Backside 180. Inverted 720. 900 Air. The life of a freestyle snowboarder. Week in week out they push their bodies to the limits knowing that one momentary lapse in concentration can result in a career, and potentially life, changing injury. Nobody knows this better than Britain’s first female snowboard World Cup champion, Katie Ormerod.
- 'We needed to come out of this better' - Inside story on how GB Snowsport dug deep in lockdown
- Mikaela Shiffrin has something to say
- Cancellations, coronavirus and calling it a day – This was a winter sports season like no other
When the final competition of the season was cancelled because of Covid-19 Ormerod was crowned Slopestyle world champion completing her dream comeback season.
“I am super, super happy, I have always wanted to get a crystal globe and to get it in my first season back from injury it is just the most amazing feeling ever,” Ormerod said.
Ormerod’s victory was made all the sweeter because of what came before it. In 2018, on the eve of the Pyeongchang games, the then 20-year-old was heavily favoured to step onto the podium and potentially become Britain’s first snowboard gold medallist.
Two days before the opening ceremony she was practicing on the slopestyle course when she slipped off the rail and broke her wrist. For Ormerod this was no big deal.
Ormerod returns to Slopestyle in style with bronze
In the years previous she had snapped her anterior cruciate ligament, the meniscus on both knees, fractured her shoulder, and broken both her arms.
In a sport where only the strong-willed survive Ormerod was not going to let a broken wrist spoil her lifelong Olympic dream.
However, bad luck turned rotten the next day when again she fell in practice. This time she had broken her heel in two places and in that moment the dream was gone, and her Games were over before they had begun.
“When I did break my heel at the Olympics it was obviously really bad timing. I had been dreaming of going there forever,” Ormerod said.
Rather than becoming a dark cloud over her career that moment has defined Ormerod’s comeback.
I tried to keep a really positive mindset throughout the whole rehab. I kept telling myself that no matter what, I was going to get back to snowboarding even though it was a really difficult time.
“I kept that mindset throughout even when it did feel impossible, and at times it was really hard. But I just kept being so determined, I was limping, I was in pain, but I was like I am going to get through this.”
“Then I finally got back on my snowboard after seven operations on the heel and it was pain free. All the hard work in the gym throughout that time had paid off.”
Ormerod competes in both Slopestyle and Big Air and alongside her title in the former she placed fourth in the latter to add to what was a remarkable, if unexpected return to World Cup snowboarding in the 2019/20 season.

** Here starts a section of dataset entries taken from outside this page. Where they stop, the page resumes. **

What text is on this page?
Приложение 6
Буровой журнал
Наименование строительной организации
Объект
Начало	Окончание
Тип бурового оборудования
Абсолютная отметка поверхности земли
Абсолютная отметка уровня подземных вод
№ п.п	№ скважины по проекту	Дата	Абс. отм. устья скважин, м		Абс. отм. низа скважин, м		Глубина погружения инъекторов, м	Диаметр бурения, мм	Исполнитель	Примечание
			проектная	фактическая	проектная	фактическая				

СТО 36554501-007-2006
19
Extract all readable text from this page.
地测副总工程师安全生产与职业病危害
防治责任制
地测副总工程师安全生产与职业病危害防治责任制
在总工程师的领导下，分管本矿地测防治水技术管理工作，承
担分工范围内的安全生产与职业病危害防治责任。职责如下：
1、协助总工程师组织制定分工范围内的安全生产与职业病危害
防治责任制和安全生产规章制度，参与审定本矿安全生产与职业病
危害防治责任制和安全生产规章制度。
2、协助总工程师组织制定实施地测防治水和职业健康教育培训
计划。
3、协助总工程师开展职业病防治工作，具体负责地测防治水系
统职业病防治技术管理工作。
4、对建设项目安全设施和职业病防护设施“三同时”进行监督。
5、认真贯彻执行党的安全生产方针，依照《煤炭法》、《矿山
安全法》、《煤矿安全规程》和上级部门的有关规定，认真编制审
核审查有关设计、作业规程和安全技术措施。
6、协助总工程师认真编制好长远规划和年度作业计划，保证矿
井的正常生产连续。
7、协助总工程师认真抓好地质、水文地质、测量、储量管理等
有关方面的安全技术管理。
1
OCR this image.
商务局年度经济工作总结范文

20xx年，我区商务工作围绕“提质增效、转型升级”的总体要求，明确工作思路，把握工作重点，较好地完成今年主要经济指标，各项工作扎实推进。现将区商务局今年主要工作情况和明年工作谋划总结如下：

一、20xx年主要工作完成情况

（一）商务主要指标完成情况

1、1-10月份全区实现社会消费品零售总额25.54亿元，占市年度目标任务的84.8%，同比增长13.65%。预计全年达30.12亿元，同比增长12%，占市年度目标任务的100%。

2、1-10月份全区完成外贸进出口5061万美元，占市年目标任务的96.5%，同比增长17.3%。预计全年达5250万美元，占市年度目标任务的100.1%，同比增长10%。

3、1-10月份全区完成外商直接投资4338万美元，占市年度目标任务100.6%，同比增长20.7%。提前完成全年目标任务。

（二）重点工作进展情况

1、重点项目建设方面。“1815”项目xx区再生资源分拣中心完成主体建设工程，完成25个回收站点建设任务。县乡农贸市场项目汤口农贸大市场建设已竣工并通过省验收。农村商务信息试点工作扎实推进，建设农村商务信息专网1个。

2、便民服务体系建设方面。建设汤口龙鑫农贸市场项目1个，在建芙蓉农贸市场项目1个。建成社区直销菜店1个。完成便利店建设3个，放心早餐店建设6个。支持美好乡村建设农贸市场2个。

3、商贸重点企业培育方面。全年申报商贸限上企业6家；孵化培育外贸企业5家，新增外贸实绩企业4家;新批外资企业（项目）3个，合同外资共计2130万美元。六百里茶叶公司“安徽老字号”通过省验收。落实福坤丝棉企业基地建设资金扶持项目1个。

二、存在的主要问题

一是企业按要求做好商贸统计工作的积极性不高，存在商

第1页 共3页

“It has been the best season, with five World Cup podiums, three yellow bibs, I was leading the rankings for three out of the four World Cups in slopestyle. And looking back to my injury and the start of this season, the crystal globe and the title wasn’t even in my thoughts.
“I was just excited to be back in the mountains; I wanted to have a fun season and get back in the competitions without any pressure. I think having that mindset really helped me to do well because I have never had a season like it.”
Consistency throughout the season is crucial in winning the overall World Cup title because of the way the winter sports World Cups operate, with points awarded at each individual meet contributing towards the overall title.
Whilst Ormerod did not win any of the four competitions in slopestyle, she managed podium positions in each with three third places and one second place.
GB's Ormerod finishes third as Blouin wins slopestyle final in Calgary
“You really need to be consistent, especially because the level of snowboarding and particularly women’s snowboarding is really high, so you have to be on your game and landing your best tricks.
“I am really proud that I was landing all my best runs and I even put in new tricks which I didn’t have before the last Olympics.”
Through hard work and determination Ormerod’s Olympic dream is very much alive again. In 2022 Ormerod hopes she will finally get the chance to follow in the footsteps of Amy Williams and Lizzie Yarnold.
“I am so excited for Beijing 2022, it is coming around so fast as well. I know what I am capable of and my snowboarding since coming back from injury has been so much better than before.
“I have had all that time off to spend visualising my tricks and its paid off as I have comeback a much stronger snowboarder. I have got new tricks which I didn’t have before and I am going to take those into the Olympic qualifiers next season and I really hope I can kick on.”